For the first time in a good long while I’ve had a chance to dig into some books that have been collecting dust on my “waiting to be read” shelf. One such book is Marcus Borg’s Jesus: Uncovering the Life, Teachings, and Relevance of a Religious Revolutionary. Perhaps not what comes to your mind when you think of casual reading, but I have always enjoyed reading books about religion and faith. My spiritual journey has been one of ups and downs, faith and doubt, being “on fire” one day and “lukewarm” the next.

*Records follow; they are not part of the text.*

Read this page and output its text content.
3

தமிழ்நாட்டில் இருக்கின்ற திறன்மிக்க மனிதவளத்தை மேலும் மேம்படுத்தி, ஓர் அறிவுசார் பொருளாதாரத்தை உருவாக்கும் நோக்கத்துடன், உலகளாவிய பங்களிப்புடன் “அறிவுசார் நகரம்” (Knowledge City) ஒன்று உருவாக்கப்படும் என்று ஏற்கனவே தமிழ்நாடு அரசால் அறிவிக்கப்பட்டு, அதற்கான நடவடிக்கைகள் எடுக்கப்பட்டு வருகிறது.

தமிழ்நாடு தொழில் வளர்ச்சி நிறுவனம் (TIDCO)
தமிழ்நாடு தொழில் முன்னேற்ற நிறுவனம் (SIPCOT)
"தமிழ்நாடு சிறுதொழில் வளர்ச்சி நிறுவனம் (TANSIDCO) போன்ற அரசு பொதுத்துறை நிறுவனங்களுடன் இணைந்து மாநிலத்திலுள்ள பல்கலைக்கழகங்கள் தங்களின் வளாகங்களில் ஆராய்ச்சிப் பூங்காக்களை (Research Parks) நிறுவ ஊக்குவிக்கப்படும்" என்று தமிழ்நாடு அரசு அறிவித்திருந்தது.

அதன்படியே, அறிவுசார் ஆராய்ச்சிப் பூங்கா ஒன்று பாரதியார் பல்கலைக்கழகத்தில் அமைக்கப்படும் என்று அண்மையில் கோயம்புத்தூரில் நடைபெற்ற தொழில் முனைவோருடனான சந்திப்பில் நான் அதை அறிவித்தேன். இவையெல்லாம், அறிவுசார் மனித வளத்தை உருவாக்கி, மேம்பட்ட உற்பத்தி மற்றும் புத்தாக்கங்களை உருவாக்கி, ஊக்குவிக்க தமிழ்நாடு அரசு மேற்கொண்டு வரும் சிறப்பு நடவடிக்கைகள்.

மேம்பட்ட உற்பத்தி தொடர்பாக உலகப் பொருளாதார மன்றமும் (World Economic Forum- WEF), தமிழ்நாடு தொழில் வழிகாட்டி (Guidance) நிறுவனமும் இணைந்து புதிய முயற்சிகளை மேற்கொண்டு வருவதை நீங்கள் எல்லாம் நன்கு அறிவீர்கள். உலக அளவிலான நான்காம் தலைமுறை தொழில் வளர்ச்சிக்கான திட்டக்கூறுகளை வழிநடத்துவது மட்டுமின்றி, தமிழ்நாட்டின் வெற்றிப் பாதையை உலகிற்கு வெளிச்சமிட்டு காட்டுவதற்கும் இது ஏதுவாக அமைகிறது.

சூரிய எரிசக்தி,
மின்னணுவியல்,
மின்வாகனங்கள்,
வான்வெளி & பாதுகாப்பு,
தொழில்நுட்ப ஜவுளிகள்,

As of late, lukewarm doesn’t even begin to describe the stagnancy I’ve felt regarding all-things-religious. That’s a long story, and space and time do not allow me the opportunity to share it in its entirety here. Suffice it to say that I’m searching for a faith that makes some kind of sense. A faith that is “dynamic,” as Paul Tillich once wrote, based on an “ultimate concern” that isn’t experiential and fleeting, nor bogged down in apologetic rhetoric or snuffed out by the rigorous certainty of the scientific method. Call it a postmodern faith, even if the term carries more baggage than I’m willing to acknowledge or accept at present. I’m not there yet and, knowing how much damage can be done once someone feels they finally have a handle on something that at the end of the day is so entirely mystical and shrouded, I’m not sure I even want to fully arrive.
But I digress . . .
There is an interesting chapter in Borg’s book where he seeks to illustrate how the gospels “are products of early Christian communities in the last third of the first century,” and as such “are not simply historical accounts of Jesus’s life” but rather “tell us how Jesus’s followers told and proclaimed his story.” According to Borg, “[d]uring the decades between Jesus’s historical life and the writing of the gospels, the traditions about Jesus developed.” The implications are monumental: over time, Jesus moved from being a meek and lowly, very human Jewish mystic to the post-Easter Christ of Christianity. One way Borg illustrates this shaping of the gospel narratives is by considering several passages of scripture side by side and showing how the intent of the message changed. For example, consider the story of Jesus’s triumphant entry into Jerusalem, first as recorded in the earliest canonical gospel, written by Mark, and then in the later gospel penned by Matthew:
As they approached Jerusalem and came to Bethphage and Bethany at the Mount of Olives, Jesus sent two of his disciples, saying to them, “Go to the village ahead of you, and just as you enter it, you will find a colt tied there, which no one has ever ridden. Untie it and bring it here. If anyone asks you, ‘Why are you doing this?’ tell him, ‘The Lord needs it and will send it back here shortly.’” They went and found a colt outside in the street, tied at a doorway. As they untied it, some people standing there asked, “What are you doing, untying that colt?” They answered as Jesus had told them to, and the people let them go. When they brought the colt to Jesus and threw their cloaks over it, he sat on it. (Mark 11:1-7)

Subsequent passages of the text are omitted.